Gli ultimi anni hanno visto un gran numero di fusioni e acquisizioni da parte delle aziende big pharma: una ragnatela sempre più complessa che può risultare poco agevole aggiornare in modo preciso e puntuale. Una ragnatela ressa ancora più difficile da mappare come conseguenza dell’entrata in scena di player nuovi al mondo farmaceutico, come i grandi gruppi del settore informatico e digitale o delle aziende specializzate nell’uso dell’intelligenza artificiale per l’analisi dei dati. Anche il processo di drug discovery è profondamente cambiato rispetto a un ventennio fa, e oggi università e startup biotech giocano un ruolo di primo piano nel costruire partnership con le grandi multinazionali.

La localizzazione dei principali deal chiusi dal 2014 indica in Novartis, Johnson & Johnson, GlaxoSmithKline, Pfizer e Celgene le realtà più attive in tal senso. La sola Novartis ha chiuso più di sessanta accordi negli ultimi tre anni. La mappa che traccia le fusioni e acquisizioni delle big pharma è stata realizzata da CB Insights, che ha utilizzato il software proprietario Business Social Graph  per individuare le interconnessioni tra i diversi attori di un mondo sempre più affollato. La mappa fa riferimento alle venti maggiori aziende per capitalizzazione (al 30 maggio 2017) e identifica con linee arancio e verdi, rispettivamente, le operazioni di acquisizione o d’investimento.

La mappa delle fusioni e acquisizioni delle prime 20 big pharma dal 2014 ad oggi (credits: CBInsights)

Dall’inizio del 2017 sono 47 le operazioni societarie tracciate dall’algoritmo; il 2016 ha visto 105 operazioni, in diminuzione del 13% rispetto all’anno precedente (121). La partecipazione in Grail – società specializzata nello sviluppo di soluzioni di medicina di precisione per il cancro – ha visto unite J&J, Merck, BMS e Celgene e rappresenta il maggior valore in termini assoluti ($914 milioni), seguita dall’entrata di Verily e Sanofi nel capitale della piattaforma per il diabete Onduo. L’area terapeutica che ha segnato la maggiore attività è stata l’oncologia, a cui si affianca il corrispondente settore della diagnostica. Merck è l’azienda più attiva nel campo della salute digitale, con oltre venti operazioni dal 2014, tra cui la partecipazione alla società di cloud computing ClearDATA e in quella di data analytics Arcadia Healthcare Solutions.

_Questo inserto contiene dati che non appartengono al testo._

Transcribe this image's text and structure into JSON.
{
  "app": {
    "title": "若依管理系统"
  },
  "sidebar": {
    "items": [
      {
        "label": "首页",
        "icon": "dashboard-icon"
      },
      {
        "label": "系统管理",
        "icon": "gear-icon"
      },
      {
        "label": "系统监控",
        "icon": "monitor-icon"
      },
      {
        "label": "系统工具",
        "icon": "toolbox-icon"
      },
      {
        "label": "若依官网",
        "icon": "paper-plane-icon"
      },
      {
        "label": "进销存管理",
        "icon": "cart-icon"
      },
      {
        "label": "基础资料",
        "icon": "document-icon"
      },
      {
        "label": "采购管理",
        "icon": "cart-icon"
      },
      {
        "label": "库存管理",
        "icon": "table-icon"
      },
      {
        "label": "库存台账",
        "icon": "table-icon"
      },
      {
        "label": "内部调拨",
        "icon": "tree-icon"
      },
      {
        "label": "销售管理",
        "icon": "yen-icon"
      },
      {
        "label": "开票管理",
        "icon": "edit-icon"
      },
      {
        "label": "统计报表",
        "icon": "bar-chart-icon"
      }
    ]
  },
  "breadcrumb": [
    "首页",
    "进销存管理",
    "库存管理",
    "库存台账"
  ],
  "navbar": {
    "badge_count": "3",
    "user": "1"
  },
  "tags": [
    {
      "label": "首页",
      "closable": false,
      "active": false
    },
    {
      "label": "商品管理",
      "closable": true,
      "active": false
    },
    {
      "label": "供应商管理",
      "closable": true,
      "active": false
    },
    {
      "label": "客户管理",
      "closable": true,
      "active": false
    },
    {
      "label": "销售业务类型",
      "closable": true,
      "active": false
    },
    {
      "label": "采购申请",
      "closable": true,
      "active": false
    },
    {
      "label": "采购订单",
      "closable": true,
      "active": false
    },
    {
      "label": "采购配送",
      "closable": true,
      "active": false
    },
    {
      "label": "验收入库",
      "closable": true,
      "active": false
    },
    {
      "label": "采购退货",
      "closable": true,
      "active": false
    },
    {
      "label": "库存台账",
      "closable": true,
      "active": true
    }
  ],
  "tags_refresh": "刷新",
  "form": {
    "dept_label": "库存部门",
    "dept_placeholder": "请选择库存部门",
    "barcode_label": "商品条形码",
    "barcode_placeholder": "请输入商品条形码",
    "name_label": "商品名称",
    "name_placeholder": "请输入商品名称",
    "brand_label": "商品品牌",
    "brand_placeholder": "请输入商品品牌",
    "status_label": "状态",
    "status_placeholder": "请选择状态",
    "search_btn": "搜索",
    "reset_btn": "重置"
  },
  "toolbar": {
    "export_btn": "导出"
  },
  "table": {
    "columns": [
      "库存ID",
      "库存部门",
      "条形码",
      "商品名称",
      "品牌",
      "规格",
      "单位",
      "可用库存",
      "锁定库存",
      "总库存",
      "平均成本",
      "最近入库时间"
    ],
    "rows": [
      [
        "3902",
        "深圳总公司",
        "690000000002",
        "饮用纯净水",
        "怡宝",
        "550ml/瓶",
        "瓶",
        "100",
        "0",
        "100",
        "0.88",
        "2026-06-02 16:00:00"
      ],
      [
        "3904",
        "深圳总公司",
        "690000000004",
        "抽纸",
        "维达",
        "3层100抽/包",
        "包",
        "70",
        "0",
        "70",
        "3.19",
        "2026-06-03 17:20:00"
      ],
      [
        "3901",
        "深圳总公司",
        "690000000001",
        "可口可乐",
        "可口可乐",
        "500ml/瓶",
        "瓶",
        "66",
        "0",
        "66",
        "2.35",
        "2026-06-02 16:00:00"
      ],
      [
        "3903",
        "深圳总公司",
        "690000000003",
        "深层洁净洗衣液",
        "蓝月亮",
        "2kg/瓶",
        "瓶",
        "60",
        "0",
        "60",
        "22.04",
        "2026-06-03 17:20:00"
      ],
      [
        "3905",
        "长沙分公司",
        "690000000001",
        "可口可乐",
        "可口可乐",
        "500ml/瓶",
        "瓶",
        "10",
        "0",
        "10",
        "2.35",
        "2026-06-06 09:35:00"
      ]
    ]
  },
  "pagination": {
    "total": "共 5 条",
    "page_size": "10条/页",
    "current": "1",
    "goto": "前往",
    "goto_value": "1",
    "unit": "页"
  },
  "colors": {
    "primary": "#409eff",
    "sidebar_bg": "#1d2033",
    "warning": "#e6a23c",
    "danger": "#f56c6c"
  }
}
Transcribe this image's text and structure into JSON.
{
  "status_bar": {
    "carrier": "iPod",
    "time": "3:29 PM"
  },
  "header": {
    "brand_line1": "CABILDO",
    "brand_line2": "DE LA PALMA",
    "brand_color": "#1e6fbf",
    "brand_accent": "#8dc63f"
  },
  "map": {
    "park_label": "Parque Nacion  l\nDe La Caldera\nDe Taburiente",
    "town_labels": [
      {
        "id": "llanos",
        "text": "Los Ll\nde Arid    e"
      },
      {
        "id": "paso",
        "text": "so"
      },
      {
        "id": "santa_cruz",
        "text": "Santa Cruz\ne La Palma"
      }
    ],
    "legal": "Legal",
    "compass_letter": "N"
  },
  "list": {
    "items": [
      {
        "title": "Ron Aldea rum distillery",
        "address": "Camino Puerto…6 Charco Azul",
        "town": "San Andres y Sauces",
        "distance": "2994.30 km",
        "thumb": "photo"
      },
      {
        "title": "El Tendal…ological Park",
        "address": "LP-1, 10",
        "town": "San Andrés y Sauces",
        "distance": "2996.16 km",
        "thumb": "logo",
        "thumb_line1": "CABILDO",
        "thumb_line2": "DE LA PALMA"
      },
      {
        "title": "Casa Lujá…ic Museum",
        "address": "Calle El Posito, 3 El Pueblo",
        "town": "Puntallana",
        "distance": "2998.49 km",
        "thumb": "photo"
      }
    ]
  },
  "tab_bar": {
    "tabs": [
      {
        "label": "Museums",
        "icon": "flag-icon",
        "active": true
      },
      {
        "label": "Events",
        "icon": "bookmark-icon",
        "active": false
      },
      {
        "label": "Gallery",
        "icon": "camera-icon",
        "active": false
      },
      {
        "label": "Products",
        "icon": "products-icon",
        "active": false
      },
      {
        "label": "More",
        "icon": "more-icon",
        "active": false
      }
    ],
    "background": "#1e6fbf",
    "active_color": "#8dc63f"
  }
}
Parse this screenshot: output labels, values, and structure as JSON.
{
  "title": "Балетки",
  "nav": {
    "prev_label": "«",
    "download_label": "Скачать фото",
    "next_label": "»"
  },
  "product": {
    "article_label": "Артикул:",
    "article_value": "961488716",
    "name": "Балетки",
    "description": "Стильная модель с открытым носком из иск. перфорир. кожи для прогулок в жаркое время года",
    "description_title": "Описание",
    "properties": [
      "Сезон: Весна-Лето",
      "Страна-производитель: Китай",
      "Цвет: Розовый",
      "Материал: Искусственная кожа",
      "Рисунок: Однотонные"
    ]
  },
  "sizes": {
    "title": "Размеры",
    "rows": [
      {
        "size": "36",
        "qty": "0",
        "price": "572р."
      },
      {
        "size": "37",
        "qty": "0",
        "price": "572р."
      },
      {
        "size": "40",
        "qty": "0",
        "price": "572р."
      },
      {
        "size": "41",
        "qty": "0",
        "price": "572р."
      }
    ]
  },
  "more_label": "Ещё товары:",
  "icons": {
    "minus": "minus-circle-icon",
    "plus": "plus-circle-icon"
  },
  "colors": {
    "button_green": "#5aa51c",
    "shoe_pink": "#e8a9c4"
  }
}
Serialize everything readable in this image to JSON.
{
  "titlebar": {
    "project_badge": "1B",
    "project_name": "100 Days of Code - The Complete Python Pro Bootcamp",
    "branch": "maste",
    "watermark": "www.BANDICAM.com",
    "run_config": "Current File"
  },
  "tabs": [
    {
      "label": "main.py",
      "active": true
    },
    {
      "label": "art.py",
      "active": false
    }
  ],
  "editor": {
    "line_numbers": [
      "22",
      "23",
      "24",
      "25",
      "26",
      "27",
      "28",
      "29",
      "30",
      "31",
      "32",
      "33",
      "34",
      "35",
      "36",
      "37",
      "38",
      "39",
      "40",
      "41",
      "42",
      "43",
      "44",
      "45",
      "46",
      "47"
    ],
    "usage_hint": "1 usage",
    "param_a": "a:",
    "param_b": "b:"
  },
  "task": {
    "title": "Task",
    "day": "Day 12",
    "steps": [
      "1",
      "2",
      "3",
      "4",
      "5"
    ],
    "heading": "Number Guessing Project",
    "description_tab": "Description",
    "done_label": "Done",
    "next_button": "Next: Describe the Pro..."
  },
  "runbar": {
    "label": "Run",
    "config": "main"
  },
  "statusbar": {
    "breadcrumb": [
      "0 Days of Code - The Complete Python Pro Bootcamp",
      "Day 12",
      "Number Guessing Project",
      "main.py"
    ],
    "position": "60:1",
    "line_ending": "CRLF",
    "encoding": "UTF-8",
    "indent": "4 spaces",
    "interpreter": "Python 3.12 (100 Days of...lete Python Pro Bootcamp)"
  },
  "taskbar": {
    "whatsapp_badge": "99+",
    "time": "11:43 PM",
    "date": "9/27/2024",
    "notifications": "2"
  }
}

Tra le società startup che hanno visto l’interesse di diverse grandi aziende farmaceutiche, CB Insights cita i casi di CRISPR Therapeutics (che sviluppa approcci di gene editing per la cura della talassemia e dell’emofilia), eFFECTOR Therapeutics e Mission Therapeutics (che hanno in sviluppo piccole molecole indirizzate a RNA e DNA per il trattamento di vari tipi di tumori).